10. The method of claim 9 further comprising metamorphosing distribution of the protection groups from the recursive fractal distribution pattern to the linear distribution pattern by group-wise rotating same-cell-index protection group members to cells on a new storage node, iteratively for each new storage node with sequentially indexed cells.

11. The method of claim 10 further comprising splitting the protection groups into two subsets and metamorphosing distribution of the protection groups of one of the subsets from the linear distribution pattern to the recursive fractal distribution pattern in response to addition of new storage nodes.

12. The method of claim 11 further comprising metamorphosing distribution of the protection groups of one of the subsets from the linear distribution pattern to the recursive fractal distribution pattern by selecting protection group members corresponding to superimposition of a recursive fractal matrix on the linear distribution pattern.
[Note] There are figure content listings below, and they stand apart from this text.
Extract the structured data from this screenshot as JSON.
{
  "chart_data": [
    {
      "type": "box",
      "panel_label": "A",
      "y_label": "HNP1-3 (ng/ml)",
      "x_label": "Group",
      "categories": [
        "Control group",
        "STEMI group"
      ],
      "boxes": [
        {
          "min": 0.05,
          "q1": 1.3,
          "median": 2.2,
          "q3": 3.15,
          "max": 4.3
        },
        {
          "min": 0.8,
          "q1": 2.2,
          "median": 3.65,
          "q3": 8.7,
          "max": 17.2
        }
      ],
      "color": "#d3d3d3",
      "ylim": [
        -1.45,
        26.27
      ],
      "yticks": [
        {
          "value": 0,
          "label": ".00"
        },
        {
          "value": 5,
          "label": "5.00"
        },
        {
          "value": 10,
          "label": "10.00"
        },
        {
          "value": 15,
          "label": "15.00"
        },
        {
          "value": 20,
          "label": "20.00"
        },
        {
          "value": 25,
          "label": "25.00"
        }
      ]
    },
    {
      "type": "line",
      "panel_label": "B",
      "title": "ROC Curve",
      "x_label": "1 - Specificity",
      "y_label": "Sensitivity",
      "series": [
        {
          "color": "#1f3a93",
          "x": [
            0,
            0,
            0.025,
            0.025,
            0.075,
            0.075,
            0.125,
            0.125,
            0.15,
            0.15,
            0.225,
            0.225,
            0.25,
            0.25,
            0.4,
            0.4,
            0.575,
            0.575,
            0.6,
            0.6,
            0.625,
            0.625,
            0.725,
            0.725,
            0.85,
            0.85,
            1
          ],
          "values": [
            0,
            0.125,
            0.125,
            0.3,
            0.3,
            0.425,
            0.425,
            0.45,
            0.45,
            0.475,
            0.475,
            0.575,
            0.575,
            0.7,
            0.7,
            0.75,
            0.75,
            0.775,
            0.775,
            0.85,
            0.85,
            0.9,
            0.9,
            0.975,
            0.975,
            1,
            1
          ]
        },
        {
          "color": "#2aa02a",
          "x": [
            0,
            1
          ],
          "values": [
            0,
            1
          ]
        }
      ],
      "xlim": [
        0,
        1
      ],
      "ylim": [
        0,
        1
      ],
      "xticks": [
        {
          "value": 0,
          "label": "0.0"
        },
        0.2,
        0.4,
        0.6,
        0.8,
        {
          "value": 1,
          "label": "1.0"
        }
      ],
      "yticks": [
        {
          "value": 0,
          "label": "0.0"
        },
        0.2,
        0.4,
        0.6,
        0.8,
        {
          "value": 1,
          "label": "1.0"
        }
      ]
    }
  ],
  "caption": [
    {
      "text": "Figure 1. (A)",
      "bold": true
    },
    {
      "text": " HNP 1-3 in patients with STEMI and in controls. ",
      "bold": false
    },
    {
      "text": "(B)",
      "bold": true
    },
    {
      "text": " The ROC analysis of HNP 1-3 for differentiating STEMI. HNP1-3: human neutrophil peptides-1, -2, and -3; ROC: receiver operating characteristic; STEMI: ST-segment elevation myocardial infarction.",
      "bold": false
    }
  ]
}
13. The method of claim 12 further comprising splitting the protection groups into two subsets: a first subset that is distributed in a linear pattern and a second subset that is distributed in a recursive fractal pattern.

14. The method of claim 13 further comprising combining pairs of protection groups with the same cell index into single wider protection groups responsive to addition of a sufficient number of storage nodes.
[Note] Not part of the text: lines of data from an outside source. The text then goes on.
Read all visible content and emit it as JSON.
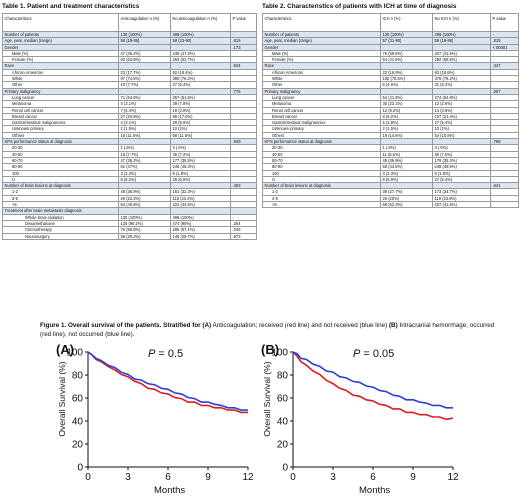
{
  "table1": {
    "title": "Table 1. Patient and treatment characteristics",
    "headers": [
      "Characteristics",
      "Anticoagulation n  (%)",
      "No anticoagulation n  (%)",
      "P value"
    ],
    "rows": [
      {
        "label": "Number of patients",
        "c1": "130 (100%)",
        "c2": "499 (100%)",
        "p": "-",
        "shade": true,
        "indent": 0
      },
      {
        "label": "Age, year, median (range)",
        "c1": "58 (19-86)",
        "c2": "58 (23-90)",
        "p": ".815",
        "shade": true,
        "indent": 0
      },
      {
        "label": "Gender",
        "c1": "",
        "c2": "",
        "p": ".173",
        "shade": true,
        "indent": 0
      },
      {
        "label": "Male (%)",
        "c1": "47 (36.2%)",
        "c2": "236 (47.3%)",
        "p": "",
        "shade": false,
        "indent": 1
      },
      {
        "label": "Female (%)",
        "c1": "83 (63.8%)",
        "c2": "263 (52.7%)",
        "p": "",
        "shade": false,
        "indent": 1
      },
      {
        "label": "Race",
        "c1": "",
        "c2": "",
        "p": ".534",
        "shade": true,
        "indent": 0
      },
      {
        "label": "African American",
        "c1": "23 (17.7%)",
        "c2": "92 (18.4%)",
        "p": "",
        "shade": false,
        "indent": 1
      },
      {
        "label": "White",
        "c1": "97 (74.6%)",
        "c2": "380 (76.2%)",
        "p": "",
        "shade": false,
        "indent": 1
      },
      {
        "label": "Other",
        "c1": "10 (7.7%)",
        "c2": "27 (5.4%)",
        "p": "",
        "shade": false,
        "indent": 1
      },
      {
        "label": "Primary malignancy",
        "c1": "",
        "c2": "",
        "p": ".776",
        "shade": true,
        "indent": 0
      },
      {
        "label": "Lung cancer",
        "c1": "71 (54.6%)",
        "c2": "257 (51.5%)",
        "p": "",
        "shade": false,
        "indent": 1
      },
      {
        "label": "Melanoma",
        "c1": "4 (3.1%)",
        "c2": "39 (7.8%)",
        "p": "",
        "shade": false,
        "indent": 1
      },
      {
        "label": "Renal cell cancer",
        "c1": "7 (5.4%)",
        "c2": "19 (3.8%)",
        "p": "",
        "shade": false,
        "indent": 1
      },
      {
        "label": "Breast cancer",
        "c1": "27 (20.8%)",
        "c2": "88 (17.6%)",
        "p": "",
        "shade": false,
        "indent": 1
      },
      {
        "label": "Gastrointestinal malignancies",
        "c1": "4 (3.1%)",
        "c2": "28 (5.6%)",
        "p": "",
        "shade": false,
        "indent": 1
      },
      {
        "label": "Unknown primary",
        "c1": "2 (1.5%)",
        "c2": "10 (2%)",
        "p": "",
        "shade": false,
        "indent": 1
      },
      {
        "label": "Others",
        "c1": "15 (11.5%)",
        "c2": "58 (11.6%)",
        "p": "",
        "shade": false,
        "indent": 1
      },
      {
        "label": "KPS performance status at diagnosis",
        "c1": "",
        "c2": "",
        "p": ".949",
        "shade": true,
        "indent": 0
      },
      {
        "label": "20-30",
        "c1": "1 (.8%)",
        "c2": "3 (.6%)",
        "p": "",
        "shade": false,
        "indent": 1
      },
      {
        "label": "40-50",
        "c1": "10 (7.7%)",
        "c2": "36 (7.2%)",
        "p": "",
        "shade": false,
        "indent": 1
      },
      {
        "label": "60-70",
        "c1": "47 (36.2%)",
        "c2": "177 (35.5%)",
        "p": "",
        "shade": false,
        "indent": 1
      },
      {
        "label": "80-90",
        "c1": "61 (47%)",
        "c2": "246 (49.3%)",
        "p": "",
        "shade": false,
        "indent": 1
      },
      {
        "label": "100",
        "c1": "3 (2.3%)",
        "c2": "9 (1.8%)",
        "p": "",
        "shade": false,
        "indent": 1
      },
      {
        "label": "U",
        "c1": "8 (6.2%)",
        "c2": "28 (5.6%)",
        "p": "",
        "shade": false,
        "indent": 1
      },
      {
        "label": "Number of brain lesions at diagnosis",
        "c1": "",
        "c2": "",
        "p": ".403",
        "shade": true,
        "indent": 0
      },
      {
        "label": "1-2",
        "c1": "48 (36.9%)",
        "c2": "161 (32.3%)",
        "p": "",
        "shade": false,
        "indent": 1
      },
      {
        "label": "3-5",
        "c1": "29 (22.3%)",
        "c2": "116 (23.2%)",
        "p": "",
        "shade": false,
        "indent": 1
      },
      {
        "label": ">5",
        "c1": "53 (40.8%)",
        "c2": "222 (44.5%)",
        "p": "",
        "shade": false,
        "indent": 1
      },
      {
        "label": "Treatment after brain metastasis diagnosis",
        "c1": "",
        "c2": "",
        "p": "",
        "shade": true,
        "indent": 0
      },
      {
        "label": "Whole brain radiation",
        "c1": "130 (100%)",
        "c2": "499 (100%)",
        "p": "-",
        "shade": false,
        "indent": 2
      },
      {
        "label": "Dexamethasone",
        "c1": "125 (96.2%)",
        "c2": "474 (95%)",
        "p": ".264",
        "shade": false,
        "indent": 2
      },
      {
        "label": "Chemotherapy",
        "c1": "76 (58.5%)",
        "c2": "285 (57.1%)",
        "p": ".046",
        "shade": false,
        "indent": 2
      },
      {
        "label": "Neurosurgery",
        "c1": "38 (29.2%)",
        "c2": "148 (29.7%)",
        "p": ".973",
        "shade": false,
        "indent": 2
      }
    ]
  },
  "table2": {
    "title": "Table 2. Characteristics  of patients with ICH at time of diagnosis",
    "headers": [
      "Characteristics",
      "ICH n  (%)",
      "No ICH n  (%)",
      "P value"
    ],
    "rows": [
      {
        "label": "Number of patients",
        "c1": "130 (100%)",
        "c2": "499 (100%)",
        "p": "-",
        "shade": true,
        "indent": 0
      },
      {
        "label": "Age, year, median (range)",
        "c1": "57 (31-90)",
        "c2": "58 (19-86)",
        "p": ".815",
        "shade": true,
        "indent": 0
      },
      {
        "label": "Gender",
        "c1": "",
        "c2": "",
        "p": "< 00001",
        "shade": true,
        "indent": 0
      },
      {
        "label": "Male (%)",
        "c1": "76 (58.5%)",
        "c2": "207 (41.5%)",
        "p": "",
        "shade": false,
        "indent": 1
      },
      {
        "label": "Female (%)",
        "c1": "54 (41.5%)",
        "c2": "292 (58.5%)",
        "p": "",
        "shade": false,
        "indent": 1
      },
      {
        "label": "Race",
        "c1": "",
        "c2": "",
        "p": ".347",
        "shade": true,
        "indent": 0
      },
      {
        "label": "African American",
        "c1": "22 (16.9%)",
        "c2": "93 (18.6%)",
        "p": "",
        "shade": false,
        "indent": 1
      },
      {
        "label": "White",
        "c1": "102 (78.5%)",
        "c2": "375 (75.2%)",
        "p": "",
        "shade": false,
        "indent": 1
      },
      {
        "label": "Other",
        "c1": "6 (4.6%)",
        "c2": "31 (6.2%)",
        "p": "",
        "shade": false,
        "indent": 1
      },
      {
        "label": "Primary malignancy",
        "c1": "",
        "c2": "",
        "p": ".007",
        "shade": true,
        "indent": 0
      },
      {
        "label": "Lung cancer",
        "c1": "54 (41.5%)",
        "c2": "274 (54.9%)",
        "p": "",
        "shade": false,
        "indent": 1
      },
      {
        "label": "Melanoma",
        "c1": "30 (23.1%)",
        "c2": "13 (2.6%)",
        "p": "",
        "shade": false,
        "indent": 1
      },
      {
        "label": "Renal cell cancer",
        "c1": "12 (9.2%)",
        "c2": "14 (2.8%)",
        "p": "",
        "shade": false,
        "indent": 1
      },
      {
        "label": "Breast cancer",
        "c1": "8 (6.2%)",
        "c2": "107 (21.4%)",
        "p": "",
        "shade": false,
        "indent": 1
      },
      {
        "label": "Gastrointestinal malignancies",
        "c1": "5 (3.8%)",
        "c2": "27 (5.4%)",
        "p": "",
        "shade": false,
        "indent": 1
      },
      {
        "label": "Unknown primary",
        "c1": "2 (1.5%)",
        "c2": "10 (2%)",
        "p": "",
        "shade": false,
        "indent": 1
      },
      {
        "label": "Others",
        "c1": "19 (14.6%)",
        "c2": "54 (10.8%)",
        "p": "",
        "shade": false,
        "indent": 1
      },
      {
        "label": "KPS performance status at diagnosis",
        "c1": "",
        "c2": "",
        "p": ".798",
        "shade": true,
        "indent": 0
      },
      {
        "label": "20-30",
        "c1": "1 (.8%)",
        "c2": "3 (.6%)",
        "p": "",
        "shade": false,
        "indent": 1
      },
      {
        "label": "40-50",
        "c1": "11 (8.5%)",
        "c2": "35 (7.0%)",
        "p": "",
        "shade": false,
        "indent": 1
      },
      {
        "label": "60-70",
        "c1": "48 (36.9%)",
        "c2": "176 (35.3%)",
        "p": "",
        "shade": false,
        "indent": 1
      },
      {
        "label": "80-90",
        "c1": "58 (44.6%)",
        "c2": "249 (49.9%)",
        "p": "",
        "shade": false,
        "indent": 1
      },
      {
        "label": "100",
        "c1": "3 (2.3%)",
        "c2": "9 (1.8%)",
        "p": "",
        "shade": false,
        "indent": 1
      },
      {
        "label": "U",
        "c1": "9 (6.9%)",
        "c2": "27 (5.4%)",
        "p": "",
        "shade": false,
        "indent": 1
      },
      {
        "label": "Number of brain lesions at diagnosis",
        "c1": "",
        "c2": "",
        "p": ".641",
        "shade": true,
        "indent": 0
      },
      {
        "label": "1-2",
        "c1": "36 (27.7%)",
        "c2": "173 (34.7%)",
        "p": "",
        "shade": false,
        "indent": 1
      },
      {
        "label": "3-5",
        "c1": "26 (20%)",
        "c2": "119 (23.8%)",
        "p": "",
        "shade": false,
        "indent": 1
      },
      {
        "label": ">5",
        "c1": "68 (52.3%)",
        "c2": "207 (41.5%)",
        "p": "",
        "shade": false,
        "indent": 1
      }
    ]
  },
  "figure": {
    "caption_parts": [
      {
        "text": "Figure 1. Overall survival of the patients. Stratified for ",
        "bold": true
      },
      {
        "text": "(A)",
        "bold": true
      },
      {
        "text": " Anticoagulation; received (red line) and not received (blue line) ",
        "bold": false
      },
      {
        "text": "(B)",
        "bold": true
      },
      {
        "text": " Intracranial hemorrhage; occurred (red line), not occurred (blue line).",
        "bold": false
      }
    ],
    "series_colors": {
      "red": "#d81e1e",
      "blue": "#2a3fd6"
    }
  },
  "chart_data": [
    {
      "type": "line",
      "panel_label": "(A)",
      "annotation": "P = 0.5",
      "annotation_var": "P",
      "annotation_rest": " = 0.5",
      "xlabel": "Months",
      "ylabel": "Overall Survival (%)",
      "xlim": [
        0,
        12
      ],
      "ylim": [
        0,
        100
      ],
      "xticks": [
        0,
        3,
        6,
        9,
        12
      ],
      "yticks": [
        0,
        20,
        40,
        60,
        80,
        100
      ],
      "series": [
        {
          "color": "#d81e1e",
          "x": [
            0,
            0.3,
            0.6,
            1,
            1.5,
            2,
            2.5,
            3,
            3.5,
            4,
            4.5,
            5,
            5.5,
            6,
            6.5,
            7,
            7.5,
            8,
            8.5,
            9,
            9.5,
            10,
            10.5,
            11,
            11.5,
            12
          ],
          "y": [
            100,
            97,
            94,
            91,
            88,
            84,
            81,
            78,
            75,
            72,
            69,
            67,
            65,
            63,
            61,
            59,
            57,
            56,
            54,
            53,
            52,
            51,
            50,
            49,
            48,
            47
          ]
        },
        {
          "color": "#2a3fd6",
          "x": [
            0,
            0.3,
            0.6,
            1,
            1.5,
            2,
            2.5,
            3,
            3.5,
            4,
            4.5,
            5,
            5.5,
            6,
            6.5,
            7,
            7.5,
            8,
            8.5,
            9,
            9.5,
            10,
            10.5,
            11,
            11.5,
            12
          ],
          "y": [
            100,
            97,
            95,
            92,
            89,
            86,
            83,
            80,
            77,
            75,
            73,
            71,
            69,
            67,
            65,
            63,
            61,
            59,
            57,
            56,
            55,
            53,
            52,
            51,
            50,
            49
          ]
        }
      ]
    },
    {
      "type": "line",
      "panel_label": "(B)",
      "annotation": "P = 0.05",
      "annotation_var": "P",
      "annotation_rest": " = 0.05",
      "xlabel": "Months",
      "ylabel": "Overall Survival (%)",
      "xlim": [
        0,
        12
      ],
      "ylim": [
        0,
        100
      ],
      "xticks": [
        0,
        3,
        6,
        9,
        12
      ],
      "yticks": [
        0,
        20,
        40,
        60,
        80,
        100
      ],
      "series": [
        {
          "color": "#d81e1e",
          "x": [
            0,
            0.3,
            0.6,
            1,
            1.5,
            2,
            2.5,
            3,
            3.5,
            4,
            4.5,
            5,
            5.5,
            6,
            6.5,
            7,
            7.5,
            8,
            8.5,
            9,
            9.5,
            10,
            10.5,
            11,
            11.5,
            12
          ],
          "y": [
            100,
            96,
            92,
            88,
            84,
            80,
            76,
            72,
            69,
            66,
            63,
            61,
            59,
            57,
            55,
            53,
            51,
            50,
            48,
            47,
            46,
            45,
            44,
            43,
            42,
            42
          ]
        },
        {
          "color": "#2a3fd6",
          "x": [
            0,
            0.3,
            0.6,
            1,
            1.5,
            2,
            2.5,
            3,
            3.5,
            4,
            4.5,
            5,
            5.5,
            6,
            6.5,
            7,
            7.5,
            8,
            8.5,
            9,
            9.5,
            10,
            10.5,
            11,
            11.5,
            12
          ],
          "y": [
            100,
            98,
            95,
            93,
            90,
            87,
            84,
            82,
            79,
            77,
            75,
            73,
            71,
            69,
            67,
            65,
            63,
            61,
            59,
            58,
            57,
            55,
            54,
            53,
            52,
            51
          ]
        }
      ]
    }
  ]
}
15. A non-transitory computer-readable storage medium storing instructions that are executed by a computer to perform a method comprising:

16. The non-transitory computer-readable storage medium of claim 15 in which the method further comprises metamorphosing distribution of the protection groups from the recursive fractal distribution pattern to the linear distribution pattern until all protection groups are linearly distributed.

17. The non-transitory computer-readable storage medium of claim 16 in which the method further comprises metamorphosing distribution of the protection groups from the recursive fractal distribution pattern to the linear distribution pattern by group-wise rotating same-cell-index protection group members to cells on a new storage node, iteratively for each new storage node with sequentially indexed cells.

18. The non-transitory computer-readable storage medium of claim 17 in which the method further comprises splitting the protection groups into two subsets and metamorphosing distribution of the protection groups of one of the subsets from the linear distribution pattern to the recursive fractal distribution pattern in response to addition of new storage nodes.

19. The non-transitory computer-readable storage medium of claim 18 in which the method further comprises metamorphosing distribution of the protection groups of one of the subsets from the linear distribution pattern to the recursive fractal distribution pattern by selecting protection group members corresponding to superimposition of a recursive fractal matrix on the linear distribution pattern.

20. The non-transitory computer-readable storage medium of claim 19 in which the method further comprises splitting the protection groups into a first subset that is distributed in a linear pattern and a second subset that is distributed in a recursive fractal pattern and combining pairs of protection groups with the same cell index into single wider protection groups responsive to addition of a sufficient number of storage nodes.